Research Before Getting Started
Each ingredient you add to your recipe will affect how the soap performs. If you add an ingredient with natural sugar, it can cause acceleration and overheating. If you add an ingredient with a lot of liquid, it can make your batch too wet. That’s why research is important. Find out how the ingredient performs beforehand so you know what to expect and can account for any quirks. The How to Add Purees to Cold Process Soap has plenty of information to help get you started.
Honey can overheat in soap and cause discoloration and bubbles, as seen in the photo above. Learn how to work with honey here.
Once you decide what ingredient you want to experiment with, the next step is finding it. We recommend buying local! There are so many quality ingredients at your local stores and farmers markets. For instance, at the Farmers Market here in Bellingham, there is everything from fresh coffee to juicy blueberries. They would be an amazing addition to your recipe. Not only do you support your local economy, but you can tell your customers all about the fresh ingredients and where they come from. It’s an amazing selling point and it shows off your hometown pride.
Consider a Water Discount
To help the fresh ingredients mix in smoothly, they are often pureed with distilled water. Many fresh ingredients also contain a lot of liquid. The added water can make your soap too wet. That’s where a water discount comes in – it accounts for the extra liquid you’re adding to your batch. It also helps prevent glycerin rivers. How much water you discount from your recipe depends on the fresh ingredient. For instance, cucumber is a very watery vegetable, so a higher water discount would be helpful. A good water discount to start with is 10% and adjust from there based on the additive you choose. Learn more in the Water Discounting Cold Process Soap post.

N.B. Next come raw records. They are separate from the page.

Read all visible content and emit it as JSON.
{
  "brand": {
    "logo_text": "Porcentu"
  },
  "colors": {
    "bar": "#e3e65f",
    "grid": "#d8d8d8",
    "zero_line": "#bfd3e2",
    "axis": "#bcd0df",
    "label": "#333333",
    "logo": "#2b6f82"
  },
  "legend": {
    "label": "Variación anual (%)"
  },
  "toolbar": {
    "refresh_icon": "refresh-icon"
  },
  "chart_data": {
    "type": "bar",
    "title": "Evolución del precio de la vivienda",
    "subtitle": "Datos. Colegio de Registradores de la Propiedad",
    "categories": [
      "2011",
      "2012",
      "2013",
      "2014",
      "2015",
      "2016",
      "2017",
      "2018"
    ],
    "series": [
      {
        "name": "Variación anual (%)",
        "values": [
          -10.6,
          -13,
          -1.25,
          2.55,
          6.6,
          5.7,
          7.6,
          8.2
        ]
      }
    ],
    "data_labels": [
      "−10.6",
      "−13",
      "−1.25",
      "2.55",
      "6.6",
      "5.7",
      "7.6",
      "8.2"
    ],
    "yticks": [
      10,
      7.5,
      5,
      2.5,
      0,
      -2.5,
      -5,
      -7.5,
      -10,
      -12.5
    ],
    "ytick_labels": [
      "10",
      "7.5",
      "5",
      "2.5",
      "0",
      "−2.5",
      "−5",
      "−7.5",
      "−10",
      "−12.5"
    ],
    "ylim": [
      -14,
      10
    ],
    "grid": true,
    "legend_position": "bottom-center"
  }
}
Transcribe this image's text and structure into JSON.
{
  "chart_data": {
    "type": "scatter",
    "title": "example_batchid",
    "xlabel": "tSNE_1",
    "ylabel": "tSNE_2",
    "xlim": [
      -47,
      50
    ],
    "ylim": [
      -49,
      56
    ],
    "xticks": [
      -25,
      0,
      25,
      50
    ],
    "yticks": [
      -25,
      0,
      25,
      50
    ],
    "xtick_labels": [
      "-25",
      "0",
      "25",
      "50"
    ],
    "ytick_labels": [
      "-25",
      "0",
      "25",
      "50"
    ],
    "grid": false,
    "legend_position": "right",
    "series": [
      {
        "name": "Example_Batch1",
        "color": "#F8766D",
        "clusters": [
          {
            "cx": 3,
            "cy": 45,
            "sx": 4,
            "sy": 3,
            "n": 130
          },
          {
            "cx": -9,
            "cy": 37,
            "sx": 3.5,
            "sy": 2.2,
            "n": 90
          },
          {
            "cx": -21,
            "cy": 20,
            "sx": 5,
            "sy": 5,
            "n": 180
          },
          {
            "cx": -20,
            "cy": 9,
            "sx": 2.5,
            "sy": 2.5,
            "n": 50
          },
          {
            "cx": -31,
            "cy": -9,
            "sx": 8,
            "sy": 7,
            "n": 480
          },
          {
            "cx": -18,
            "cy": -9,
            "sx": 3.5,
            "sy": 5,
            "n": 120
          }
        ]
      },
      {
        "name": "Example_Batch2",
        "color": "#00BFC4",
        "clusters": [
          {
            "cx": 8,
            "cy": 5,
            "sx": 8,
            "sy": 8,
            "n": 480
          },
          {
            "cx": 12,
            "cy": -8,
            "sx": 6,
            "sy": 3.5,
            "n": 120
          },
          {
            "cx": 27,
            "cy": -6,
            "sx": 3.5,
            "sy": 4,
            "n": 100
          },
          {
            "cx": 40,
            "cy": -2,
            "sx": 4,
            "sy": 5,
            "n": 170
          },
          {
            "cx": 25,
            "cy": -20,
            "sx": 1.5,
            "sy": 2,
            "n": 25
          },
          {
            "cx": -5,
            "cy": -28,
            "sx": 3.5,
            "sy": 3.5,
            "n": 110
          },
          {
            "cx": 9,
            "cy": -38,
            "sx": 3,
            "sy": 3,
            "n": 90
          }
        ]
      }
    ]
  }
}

A water discount keeps your recipe balanced.
Watch Those Temperatures
Fresh ingredients with natural sugar have the potential to overheat in cold process soap. That can cause discoloration, an unpleasant smell, heat tunnels and, worst case scenario, a soap volcano. That’s why it’s important to keep your temperatures low. Soaping around 100-110 ° F will keep things cool and give you time to work with your design. If you’re using an alternative liquid, you may want to cool or freeze it beforehand to prevent scorching. Learn more about working with coffee and tea, alcohol and milk in your soap. Once the soap is in the mold, put it in the fridge or freezer for 5-24 hours. If you’re using a fresh ingredient without natural sugar, they can still cause glycerin rivers or partial gel phase. You can leave the soap at room temperature or cool it in the freezer to be extra careful.
Milk needs to be frozen before the lye is added to keep temperatures low. Learn more in this post.
Test it Out
Whatever fresh ingredient you choose to jazz up your cold process soap, make a small test batch of your recipe. If you’ve never worked with that ingredient before it can do unpredictable things. The test batch allows you to make adjustments before making a larger batch. It’s also a great time to test the bars on your skin to see what you think. If you add avocado and the bars are too soft, you can add more hard oils like coconut and palm. If the honey overheated your batch even with cooler temperatures, you can add less next time. Before you know it, you’ll be a pro at adding random cabinet ingredients to your handmade goodies!
The Avocado + Spearmint Cold Process Soap took several tries to get just right.
What’s your favorite fresh additive for cold process soap?